Friday, March 12, 2010

Wallace Stevens Appreciation Friday

I've arbitrarily decided Friday will be Wallace Stevens appreciation day here at A Supposedly Fun Thing. I'm a fan of declaring tradition by fiat--in school we had "Gay Sweater Thursday", "Pu Pu Platter Tuesday", and "Dress Like It's 1986" parties at the end of every month, for instance.

As for Wallace Stevens in particular? I picked up a couple of vintage editions of his poetry at Myopic Books in Wicker Park (the land of silver spoons and paper plates) recently and remembered how much I love his work. It's like in His Girl Friday when the grizzled old newspaper man picks up a column tossed off by the film's heroine, reads it admiringly, shakes his head, and says "It'll do until something else comes along." Stevens, too, will do until something else comes along.

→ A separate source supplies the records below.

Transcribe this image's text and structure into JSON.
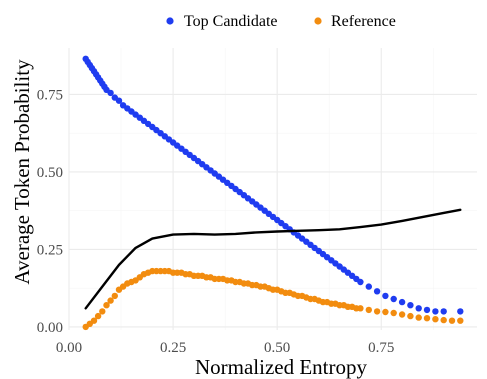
{
  "chart_data": {
    "type": "scatter",
    "title": "",
    "xlabel": "Normalized Entropy",
    "ylabel": "Average Token Probability",
    "xlim": [
      0.0,
      0.98
    ],
    "ylim": [
      -0.01,
      0.9
    ],
    "x_ticks": [
      0.0,
      0.25,
      0.5,
      0.75
    ],
    "x_tick_labels": [
      "0.00",
      "0.25",
      "0.50",
      "0.75"
    ],
    "y_ticks": [
      0.0,
      0.25,
      0.5,
      0.75
    ],
    "y_tick_labels": [
      "0.00",
      "0.25",
      "0.50",
      "0.75"
    ],
    "grid": true,
    "legend_position": "top",
    "series": [
      {
        "name": "Top Candidate",
        "color": "#1f3cf0",
        "kind": "points",
        "points": [
          [
            0.04,
            0.865
          ],
          [
            0.045,
            0.855
          ],
          [
            0.05,
            0.845
          ],
          [
            0.055,
            0.835
          ],
          [
            0.06,
            0.825
          ],
          [
            0.065,
            0.815
          ],
          [
            0.07,
            0.805
          ],
          [
            0.075,
            0.795
          ],
          [
            0.08,
            0.785
          ],
          [
            0.085,
            0.775
          ],
          [
            0.09,
            0.765
          ],
          [
            0.1,
            0.755
          ],
          [
            0.11,
            0.74
          ],
          [
            0.12,
            0.73
          ],
          [
            0.13,
            0.715
          ],
          [
            0.14,
            0.705
          ],
          [
            0.15,
            0.695
          ],
          [
            0.16,
            0.685
          ],
          [
            0.17,
            0.675
          ],
          [
            0.18,
            0.665
          ],
          [
            0.19,
            0.655
          ],
          [
            0.2,
            0.645
          ],
          [
            0.21,
            0.635
          ],
          [
            0.22,
            0.625
          ],
          [
            0.23,
            0.615
          ],
          [
            0.24,
            0.605
          ],
          [
            0.25,
            0.595
          ],
          [
            0.26,
            0.585
          ],
          [
            0.27,
            0.575
          ],
          [
            0.28,
            0.565
          ],
          [
            0.29,
            0.555
          ],
          [
            0.3,
            0.545
          ],
          [
            0.31,
            0.535
          ],
          [
            0.32,
            0.525
          ],
          [
            0.33,
            0.515
          ],
          [
            0.34,
            0.505
          ],
          [
            0.35,
            0.495
          ],
          [
            0.36,
            0.485
          ],
          [
            0.37,
            0.475
          ],
          [
            0.38,
            0.465
          ],
          [
            0.39,
            0.455
          ],
          [
            0.4,
            0.445
          ],
          [
            0.41,
            0.435
          ],
          [
            0.42,
            0.425
          ],
          [
            0.43,
            0.415
          ],
          [
            0.44,
            0.405
          ],
          [
            0.45,
            0.395
          ],
          [
            0.46,
            0.385
          ],
          [
            0.47,
            0.375
          ],
          [
            0.48,
            0.365
          ],
          [
            0.49,
            0.355
          ],
          [
            0.5,
            0.345
          ],
          [
            0.51,
            0.335
          ],
          [
            0.52,
            0.325
          ],
          [
            0.53,
            0.315
          ],
          [
            0.54,
            0.305
          ],
          [
            0.55,
            0.295
          ],
          [
            0.56,
            0.285
          ],
          [
            0.57,
            0.275
          ],
          [
            0.58,
            0.265
          ],
          [
            0.59,
            0.255
          ],
          [
            0.6,
            0.245
          ],
          [
            0.61,
            0.235
          ],
          [
            0.62,
            0.225
          ],
          [
            0.63,
            0.215
          ],
          [
            0.64,
            0.205
          ],
          [
            0.65,
            0.195
          ],
          [
            0.66,
            0.185
          ],
          [
            0.67,
            0.175
          ],
          [
            0.68,
            0.165
          ],
          [
            0.69,
            0.155
          ],
          [
            0.7,
            0.145
          ],
          [
            0.72,
            0.13
          ],
          [
            0.74,
            0.115
          ],
          [
            0.76,
            0.1
          ],
          [
            0.78,
            0.09
          ],
          [
            0.8,
            0.08
          ],
          [
            0.82,
            0.07
          ],
          [
            0.84,
            0.06
          ],
          [
            0.86,
            0.055
          ],
          [
            0.88,
            0.05
          ],
          [
            0.9,
            0.05
          ],
          [
            0.94,
            0.05
          ]
        ]
      },
      {
        "name": "Reference",
        "color": "#f28c0f",
        "kind": "points",
        "points": [
          [
            0.04,
            0.0
          ],
          [
            0.05,
            0.01
          ],
          [
            0.06,
            0.02
          ],
          [
            0.07,
            0.035
          ],
          [
            0.08,
            0.05
          ],
          [
            0.09,
            0.07
          ],
          [
            0.1,
            0.085
          ],
          [
            0.11,
            0.1
          ],
          [
            0.12,
            0.12
          ],
          [
            0.13,
            0.13
          ],
          [
            0.14,
            0.14
          ],
          [
            0.15,
            0.145
          ],
          [
            0.16,
            0.15
          ],
          [
            0.17,
            0.16
          ],
          [
            0.18,
            0.17
          ],
          [
            0.19,
            0.175
          ],
          [
            0.2,
            0.18
          ],
          [
            0.21,
            0.18
          ],
          [
            0.22,
            0.18
          ],
          [
            0.23,
            0.18
          ],
          [
            0.24,
            0.18
          ],
          [
            0.25,
            0.175
          ],
          [
            0.26,
            0.175
          ],
          [
            0.27,
            0.175
          ],
          [
            0.28,
            0.17
          ],
          [
            0.29,
            0.17
          ],
          [
            0.3,
            0.165
          ],
          [
            0.31,
            0.165
          ],
          [
            0.32,
            0.165
          ],
          [
            0.33,
            0.16
          ],
          [
            0.34,
            0.16
          ],
          [
            0.35,
            0.155
          ],
          [
            0.36,
            0.155
          ],
          [
            0.37,
            0.155
          ],
          [
            0.38,
            0.15
          ],
          [
            0.39,
            0.15
          ],
          [
            0.4,
            0.145
          ],
          [
            0.41,
            0.145
          ],
          [
            0.42,
            0.14
          ],
          [
            0.43,
            0.14
          ],
          [
            0.44,
            0.135
          ],
          [
            0.45,
            0.135
          ],
          [
            0.46,
            0.13
          ],
          [
            0.47,
            0.13
          ],
          [
            0.48,
            0.125
          ],
          [
            0.49,
            0.12
          ],
          [
            0.5,
            0.12
          ],
          [
            0.51,
            0.115
          ],
          [
            0.52,
            0.11
          ],
          [
            0.53,
            0.11
          ],
          [
            0.54,
            0.105
          ],
          [
            0.55,
            0.1
          ],
          [
            0.56,
            0.1
          ],
          [
            0.57,
            0.095
          ],
          [
            0.58,
            0.09
          ],
          [
            0.59,
            0.09
          ],
          [
            0.6,
            0.085
          ],
          [
            0.61,
            0.08
          ],
          [
            0.62,
            0.08
          ],
          [
            0.63,
            0.075
          ],
          [
            0.64,
            0.075
          ],
          [
            0.65,
            0.07
          ],
          [
            0.66,
            0.07
          ],
          [
            0.67,
            0.065
          ],
          [
            0.68,
            0.065
          ],
          [
            0.69,
            0.06
          ],
          [
            0.7,
            0.06
          ],
          [
            0.72,
            0.055
          ],
          [
            0.74,
            0.05
          ],
          [
            0.76,
            0.048
          ],
          [
            0.78,
            0.045
          ],
          [
            0.8,
            0.04
          ],
          [
            0.82,
            0.035
          ],
          [
            0.84,
            0.03
          ],
          [
            0.86,
            0.028
          ],
          [
            0.88,
            0.025
          ],
          [
            0.9,
            0.022
          ],
          [
            0.92,
            0.02
          ],
          [
            0.94,
            0.02
          ]
        ]
      },
      {
        "name": "",
        "color": "#000000",
        "kind": "line",
        "points": [
          [
            0.04,
            0.06
          ],
          [
            0.08,
            0.13
          ],
          [
            0.12,
            0.2
          ],
          [
            0.16,
            0.255
          ],
          [
            0.2,
            0.285
          ],
          [
            0.25,
            0.298
          ],
          [
            0.3,
            0.3
          ],
          [
            0.35,
            0.298
          ],
          [
            0.4,
            0.3
          ],
          [
            0.45,
            0.305
          ],
          [
            0.5,
            0.308
          ],
          [
            0.55,
            0.31
          ],
          [
            0.6,
            0.312
          ],
          [
            0.65,
            0.315
          ],
          [
            0.7,
            0.322
          ],
          [
            0.75,
            0.33
          ],
          [
            0.8,
            0.342
          ],
          [
            0.85,
            0.355
          ],
          [
            0.9,
            0.368
          ],
          [
            0.94,
            0.378
          ]
        ]
      }
    ]
  },
  "legend": {
    "items": [
      {
        "label": "Top Candidate",
        "color": "#1f3cf0"
      },
      {
        "label": "Reference",
        "color": "#f28c0f"
      }
    ]
  }
}
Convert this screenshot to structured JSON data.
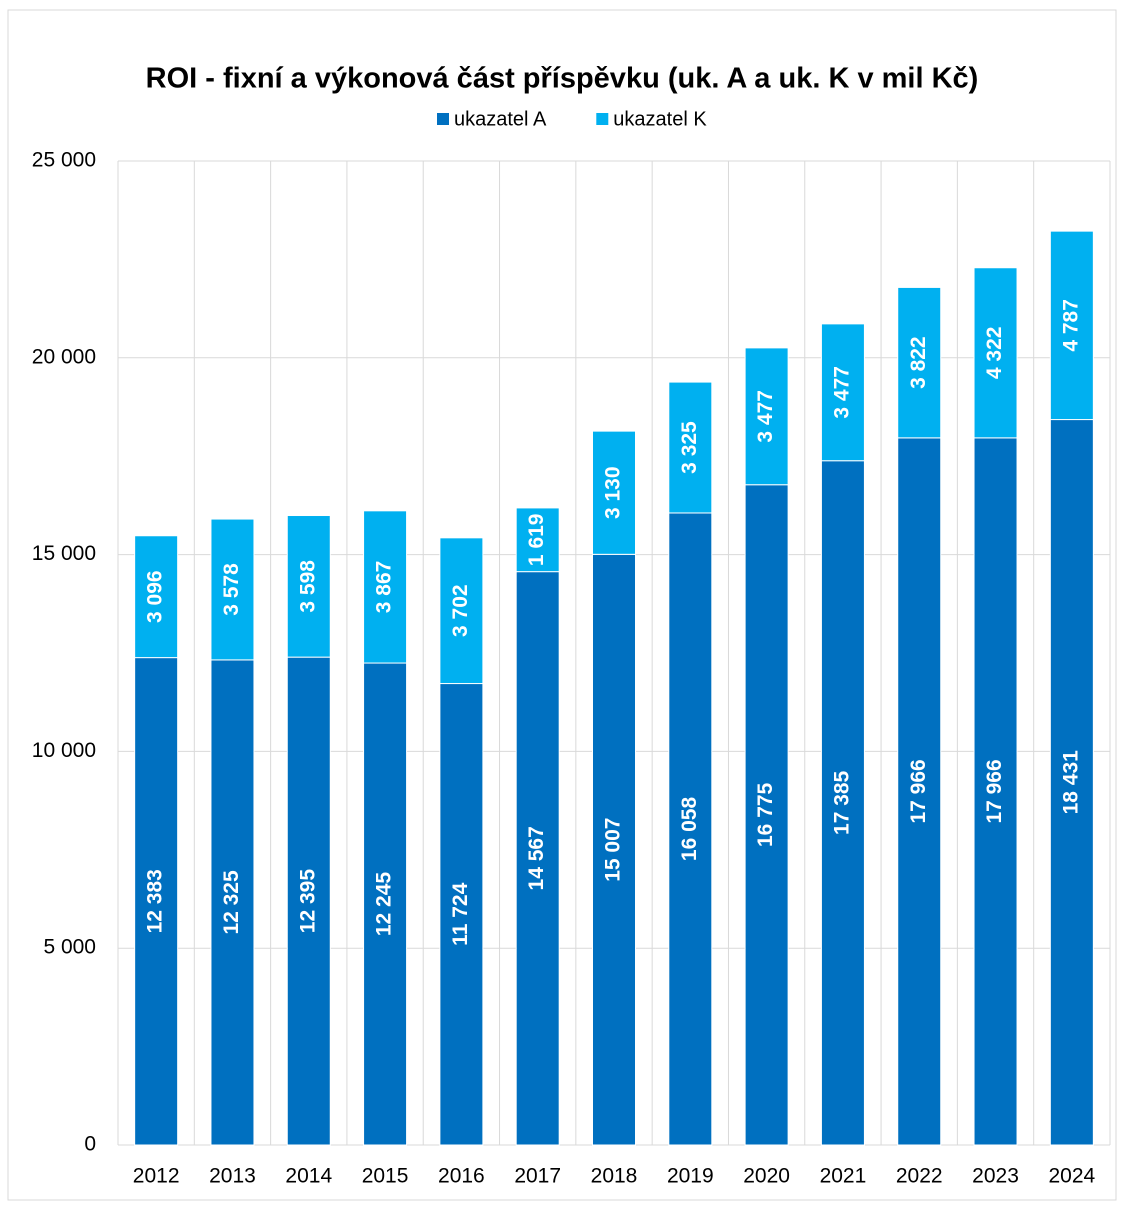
{
  "chart_data": {
    "type": "stacked_bar",
    "title": "ROI - fixní a výkonová část příspěvku (uk. A a uk. K v mil Kč)",
    "categories": [
      "2012",
      "2013",
      "2014",
      "2015",
      "2016",
      "2017",
      "2018",
      "2019",
      "2020",
      "2021",
      "2022",
      "2023",
      "2024"
    ],
    "series": [
      {
        "name": "ukazatel A",
        "color": "#0070c0",
        "values": [
          12383,
          12325,
          12395,
          12245,
          11724,
          14567,
          15007,
          16058,
          16775,
          17385,
          17966,
          17966,
          18431
        ],
        "value_labels": [
          "12 383",
          "12 325",
          "12 395",
          "12 245",
          "11 724",
          "14 567",
          "15 007",
          "16 058",
          "16 775",
          "17 385",
          "17 966",
          "17 966",
          "18 431"
        ]
      },
      {
        "name": "ukazatel K",
        "color": "#00b0f0",
        "values": [
          3096,
          3578,
          3598,
          3867,
          3702,
          1619,
          3130,
          3325,
          3477,
          3477,
          3822,
          4322,
          4787
        ],
        "value_labels": [
          "3 096",
          "3 578",
          "3 598",
          "3 867",
          "3 702",
          "1 619",
          "3 130",
          "3 325",
          "3 477",
          "3 477",
          "3 822",
          "4 322",
          "4 787"
        ]
      }
    ],
    "ylim": [
      0,
      25000
    ],
    "yticks": [
      0,
      {
        "value": 5000,
        "label": "5 000"
      },
      {
        "value": 10000,
        "label": "10 000"
      },
      {
        "value": 15000,
        "label": "15 000"
      },
      {
        "value": 20000,
        "label": "20 000"
      },
      {
        "value": 25000,
        "label": "25 000"
      }
    ],
    "grid": true,
    "legend": "top"
  }
}
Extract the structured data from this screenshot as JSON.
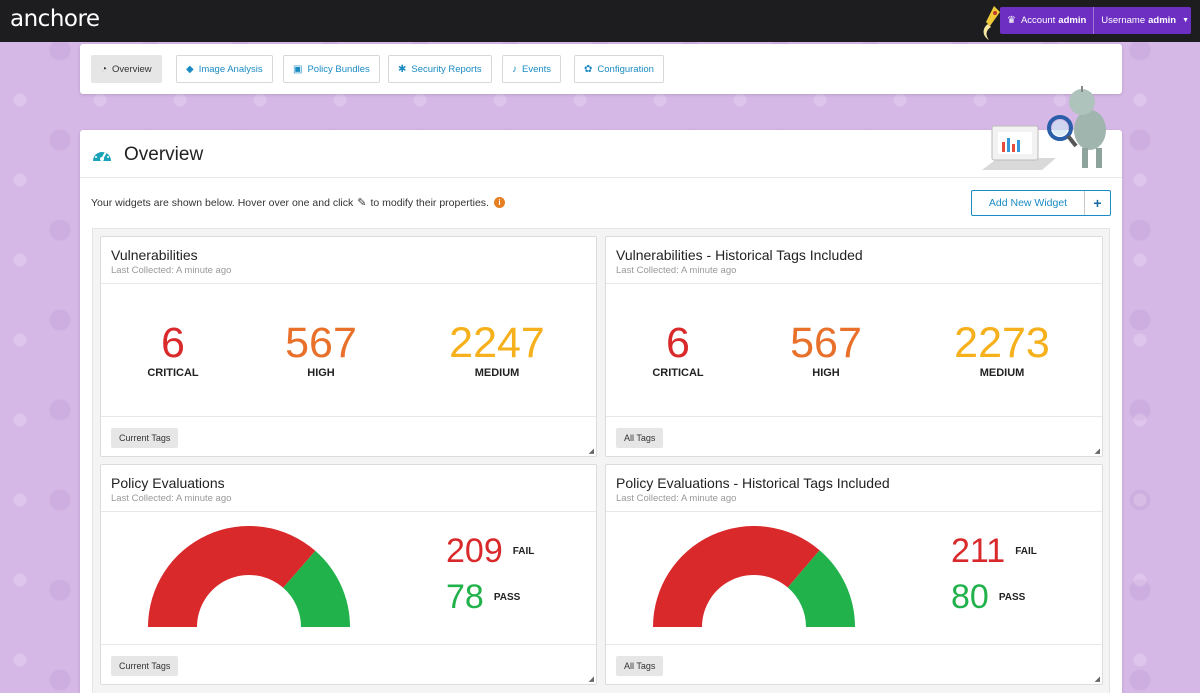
{
  "app": {
    "brand": "anchore"
  },
  "account": {
    "account_label": "Account",
    "account_value": "admin",
    "username_label": "Username",
    "username_value": "admin"
  },
  "nav": {
    "tabs": [
      {
        "label": "Overview",
        "icon": "dashboard-icon",
        "active": true
      },
      {
        "label": "Image Analysis",
        "icon": "tags-icon"
      },
      {
        "label": "Policy Bundles",
        "icon": "briefcase-icon"
      },
      {
        "label": "Security Reports",
        "icon": "bug-icon"
      },
      {
        "label": "Events",
        "icon": "bell-icon"
      },
      {
        "label": "Configuration",
        "icon": "gear-icon"
      }
    ]
  },
  "overview": {
    "title": "Overview",
    "hint_before": "Your widgets are shown below. Hover over one and click",
    "hint_after": "to modify their properties.",
    "add_widget_label": "Add New Widget"
  },
  "widgets": {
    "vuln": {
      "title": "Vulnerabilities",
      "subtitle": "Last Collected: A minute ago",
      "critical": "6",
      "critical_label": "CRITICAL",
      "high": "567",
      "high_label": "HIGH",
      "medium": "2247",
      "medium_label": "MEDIUM",
      "tag": "Current Tags"
    },
    "vuln_hist": {
      "title": "Vulnerabilities - Historical Tags Included",
      "subtitle": "Last Collected: A minute ago",
      "critical": "6",
      "critical_label": "CRITICAL",
      "high": "567",
      "high_label": "HIGH",
      "medium": "2273",
      "medium_label": "MEDIUM",
      "tag": "All Tags"
    },
    "policy": {
      "title": "Policy Evaluations",
      "subtitle": "Last Collected: A minute ago",
      "fail": "209",
      "fail_label": "FAIL",
      "pass": "78",
      "pass_label": "PASS",
      "tag": "Current Tags"
    },
    "policy_hist": {
      "title": "Policy Evaluations - Historical Tags Included",
      "subtitle": "Last Collected: A minute ago",
      "fail": "211",
      "fail_label": "FAIL",
      "pass": "80",
      "pass_label": "PASS",
      "tag": "All Tags"
    }
  },
  "colors": {
    "critical": "#d9292b",
    "high": "#e8702a",
    "medium": "#f5b01b",
    "fail": "#d9292b",
    "pass": "#22b24c",
    "accent": "#1a8bc3",
    "account_bar": "#6c2fc2"
  }
}
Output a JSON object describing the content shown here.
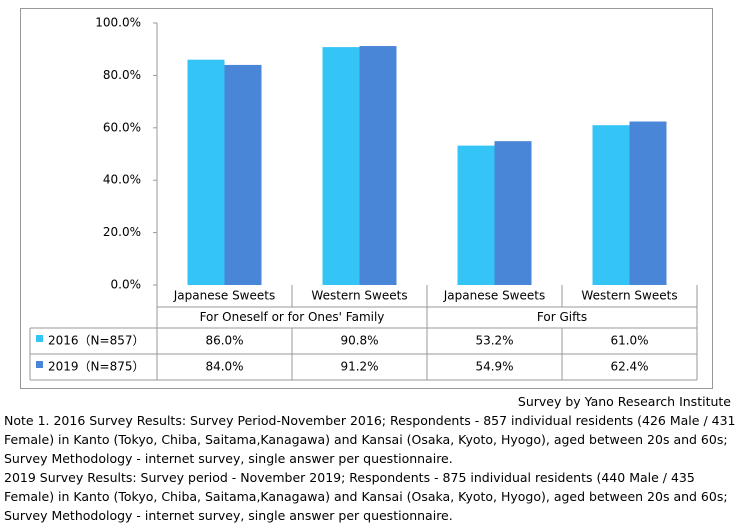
{
  "chart_data": {
    "type": "bar",
    "categories": [
      "Japanese Sweets",
      "Western Sweets",
      "Japanese Sweets",
      "Western Sweets"
    ],
    "groups": [
      {
        "label": "For Oneself or for Ones' Family",
        "span": 2
      },
      {
        "label": "For Gifts",
        "span": 2
      }
    ],
    "series": [
      {
        "name": "2016（N=857）",
        "color": "#35c4f6",
        "values": [
          86.0,
          90.8,
          53.2,
          61.0
        ],
        "value_labels": [
          "86.0%",
          "90.8%",
          "53.2%",
          "61.0%"
        ]
      },
      {
        "name": "2019（N=875）",
        "color": "#4a86d8",
        "values": [
          84.0,
          91.2,
          54.9,
          62.4
        ],
        "value_labels": [
          "84.0%",
          "91.2%",
          "54.9%",
          "62.4%"
        ]
      }
    ],
    "ylim": [
      0,
      100
    ],
    "yticks": [
      {
        "value": 0,
        "label": "0.0%"
      },
      {
        "value": 20,
        "label": "20.0%"
      },
      {
        "value": 40,
        "label": "40.0%"
      },
      {
        "value": 60,
        "label": "60.0%"
      },
      {
        "value": 80,
        "label": "80.0%"
      },
      {
        "value": 100,
        "label": "100.0%"
      }
    ]
  },
  "source": "Survey by Yano Research Institute",
  "notes": [
    "Note 1. 2016 Survey Results: Survey Period-November 2016; Respondents - 857 individual residents (426 Male / 431 Female) in Kanto (Tokyo, Chiba, Saitama,Kanagawa) and Kansai (Osaka, Kyoto, Hyogo), aged between 20s and 60s; Survey Methodology - internet survey, single answer per questionnaire.",
    "2019 Survey Results: Survey period - November 2019; Respondents - 875 individual residents (440 Male / 435 Female) in Kanto (Tokyo, Chiba, Saitama,Kanagawa) and Kansai (Osaka, Kyoto, Hyogo), aged between 20s and 60s; Survey Methodology - internet survey, single answer per questionnaire."
  ]
}
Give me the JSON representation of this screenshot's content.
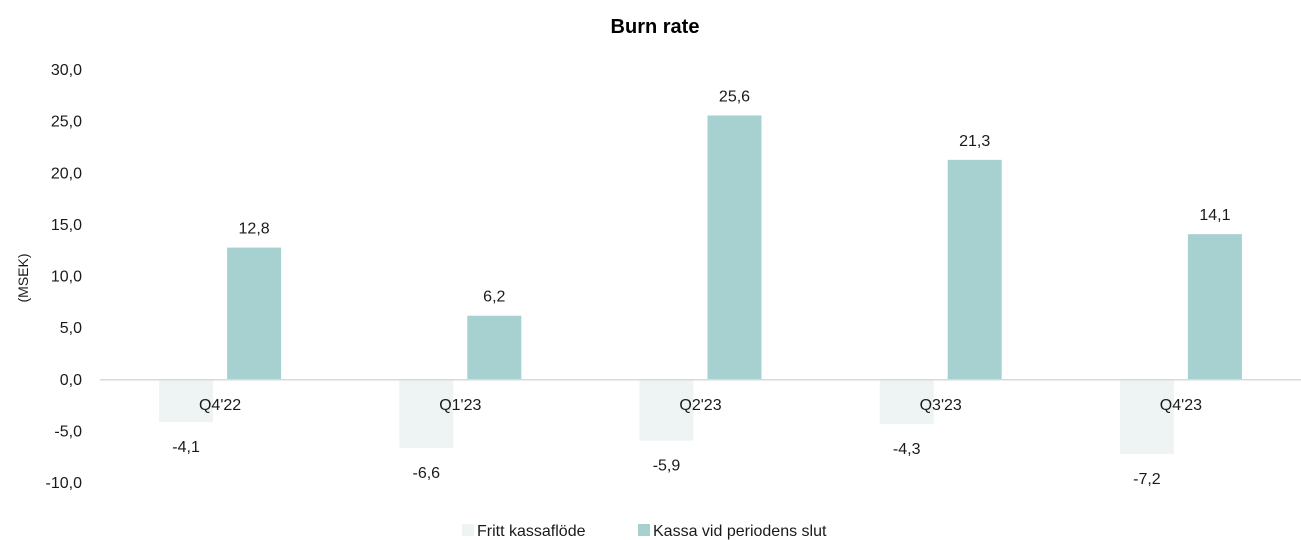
{
  "chart_data": {
    "type": "bar",
    "title": "Burn rate",
    "xlabel": "",
    "ylabel": "(MSEK)",
    "categories": [
      "Q4'22",
      "Q1'23",
      "Q2'23",
      "Q3'23",
      "Q4'23"
    ],
    "series": [
      {
        "name": "Fritt kassaflöde",
        "values": [
          -4.1,
          -6.6,
          -5.9,
          -4.3,
          -7.2
        ],
        "labels": [
          "-4,1",
          "-6,6",
          "-5,9",
          "-4,3",
          "-7,2"
        ],
        "color": "#eef4f3"
      },
      {
        "name": "Kassa vid periodens slut",
        "values": [
          12.8,
          6.2,
          25.6,
          21.3,
          14.1
        ],
        "labels": [
          "12,8",
          "6,2",
          "25,6",
          "21,3",
          "14,1"
        ],
        "color": "#a7d1d0"
      }
    ],
    "ylim": [
      -10,
      30
    ],
    "yticks": [
      30,
      25,
      20,
      15,
      10,
      5,
      0,
      -5,
      -10
    ],
    "ytick_labels": [
      "30,0",
      "25,0",
      "20,0",
      "15,0",
      "10,0",
      "5,0",
      "0,0",
      "-5,0",
      "-10,0"
    ],
    "grid": false,
    "legend_position": "bottom"
  }
}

Here's a poem my father used to read to me when I was a kid. I knew all the words long before I knew what all the words meant, and knew what all the words meant long before I knew what the poem meant, but I always knew how the poem made me feel--thrilled, unsettled, melancholy and faintly maudlin. I'm not sure what there is about which to feel maudlin when you're 8, but part of the genius of Stevens was in his ability to evoke feelings the reader may or may not have had any right to feel (and feelings Stevens himself may never have felt in his whole life).

At night, by the fire,
The colors of the bushes
And of the fallen leaves,
Repeating themselves,
Turned in the room,
Like the leaves themselves
Turning in the wind.
Yes: but the color of the heavy hemlocks
Came striding.
And I remembered the cry of the peacocks.

The colors of their tails
Were like the leaves themselves
Turning in the wind,
In the twilight wind.
They swept over the room,
Just as they flew from the boughs of the hemlocks
Down to the ground.
I heard them cry -- the peacocks.
Was it a cry against the twilight
Or against the leaves themselves
Turning in the wind,
Turning as the flames
Turned in the fire,
Turning as the tails of the peacocks
Turned in the loud fire,
Loud as the hemlocks
Full of the cry of the peacocks?
Or was it a cry against the hemlocks?

Out of the window,
I saw how the planets gathered
Like the leaves themselves
Turning in the wind.
I saw how the night came,
Came striding like the color of the heavy hemlocks
I felt afraid.
And I remembered the cry of the peacocks.